How to Position Your Globus Data Portal for Success Ten Good PracticesGlobus
Science gateways allow science and engineering communities to access shared data, software, computing services, and instruments. Science gateways have gained a lot of traction in the last twenty years, as evidenced by projects such as the Science Gateways Community Institute (SGCI) and the Center of Excellence on Science Gateways (SGX3) in the US, The Australian Research Data Commons (ARDC) and its platforms in Australia, and the projects around Virtual Research Environments in Europe. A few mature frameworks have evolved with their different strengths and foci and have been taken up by a larger community such as the Globus Data Portal, Hubzero, Tapis, and Galaxy. However, even when gateways are built on successful frameworks, they continue to face the challenges of ongoing maintenance costs and how to meet the ever-expanding needs of the community they serve with enhanced features. It is not uncommon that gateways with compelling use cases are nonetheless unable to get past the prototype phase and become a full production service, or if they do, they don't survive more than a couple of years. While there is no guaranteed pathway to success, it seems likely that for any gateway there is a need for a strong community and/or solid funding streams to create and sustain its success. With over twenty years of examples to draw from, this presentation goes into detail for ten factors common to successful and enduring gateways that effectively serve as best practices for any new or developing gateway.

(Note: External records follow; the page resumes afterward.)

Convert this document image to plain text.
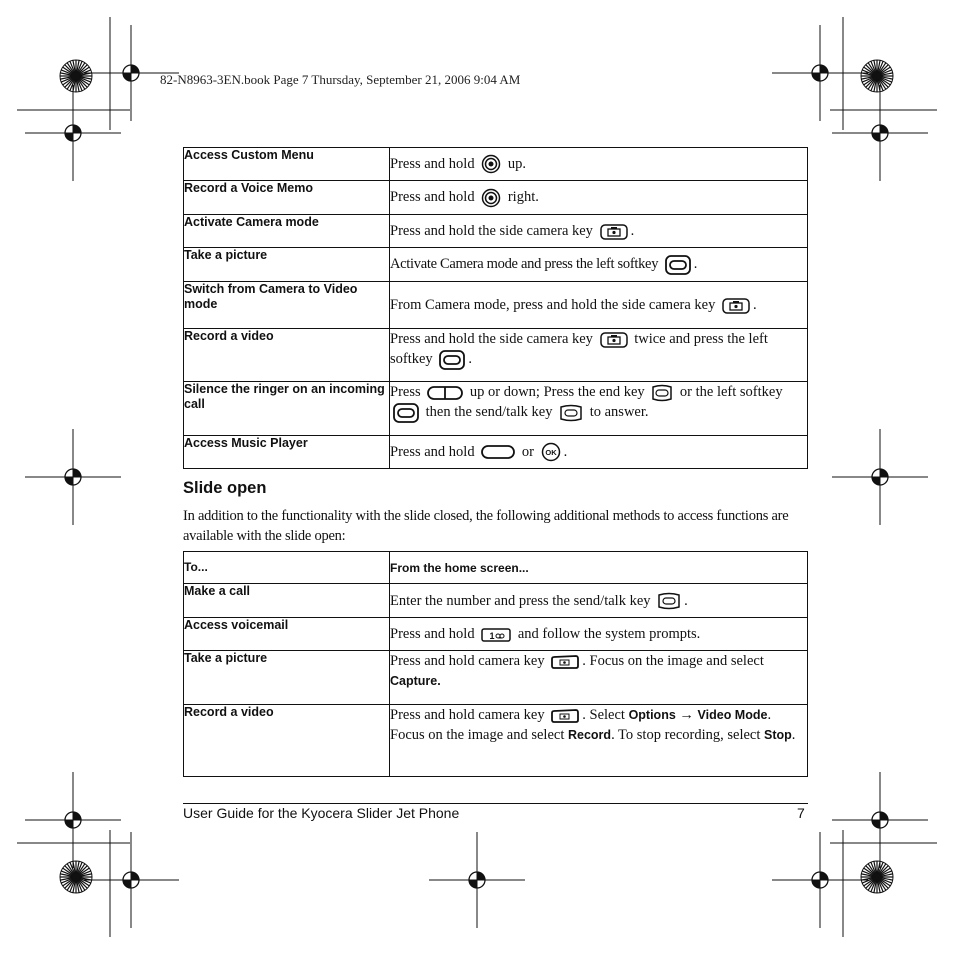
82-N8963-3EN.book Page 7 Thursday, September 21, 2006 9:04 AM
Access Custom Menu	Press and hold up.
Record a Voice Memo	Press and hold right.
Activate Camera mode	Press and hold the side camera key .
Take a picture	Activate Camera mode and press the left softkey .
Switch from Camera to Video mode	From Camera mode, press and hold the side camera key .
Record a video	Press and hold the side camera key twice and press the left softkey .
Silence the ringer on an incoming call	Press up or down; Press the end key or the left softkey  then the send/talk key to answer.
Access Music Player	Press and hold or OK .
Slide open
In addition to the functionality with the slide closed, the following additional methods to access functions are available with the slide open:
To...	From the home screen...
Make a call	Enter the number and press the send/talk key .
Access voicemail	Press and hold 1 and follow the system prompts.
Take a picture	Press and hold camera key . Focus on the image and select
Capture.
Record a video	Press and hold camera key . Select Options → Video Mode. Focus on the image and select Record. To stop recording, select Stop.
User Guide for the Kyocera Slider Jet Phone	7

AI Pilot Review: The World’s First Virtual Assistant Marketing SuiteGoogle
AI Pilot Review: The World’s First Virtual Assistant Marketing Suite
👉👉 Click Here To Get More Info 👇👇
https://sumonreview.com/ai-pilot-review/
AI Pilot Review: Key Features
✅Deploy AI expert bots in Any Niche With Just A Click
✅With one keyword, generate complete funnels, websites, landing pages, and more.
✅More than 85 AI features are included in the AI pilot.
✅No setup or configuration; use your voice (like Siri) to do whatever you want.
✅You Can Use AI Pilot To Create your version of AI Pilot And Charge People For It…
✅ZERO Manual Work With AI Pilot. Never write, Design, Or Code Again.
✅ZERO Limits On Features Or Usages
✅Use Our AI-powered Traffic To Get Hundreds Of Customers
✅No Complicated Setup: Get Up And Running In 2 Minutes
✅99.99% Up-Time Guaranteed
✅30 Days Money-Back Guarantee
✅ZERO Upfront Cost
See My Other Reviews Article:
(1) TubeTrivia AI Review: https://sumonreview.com/tubetrivia-ai-review
(2) SocioWave Review: https://sumonreview.com/sociowave-review
(3) AI Partner & Profit Review: https://sumonreview.com/ai-partner-profit-review
(4) AI Ebook Suite Review: https://sumonreview.com/ai-ebook-suite-review
Unleash Unlimited Potential with One-Time Purchase
BoxLang is more than just a language; it's a community. By choosing a Visionary License, you're not just investing in your success, you're actively contributing to the ongoing development and support of BoxLang.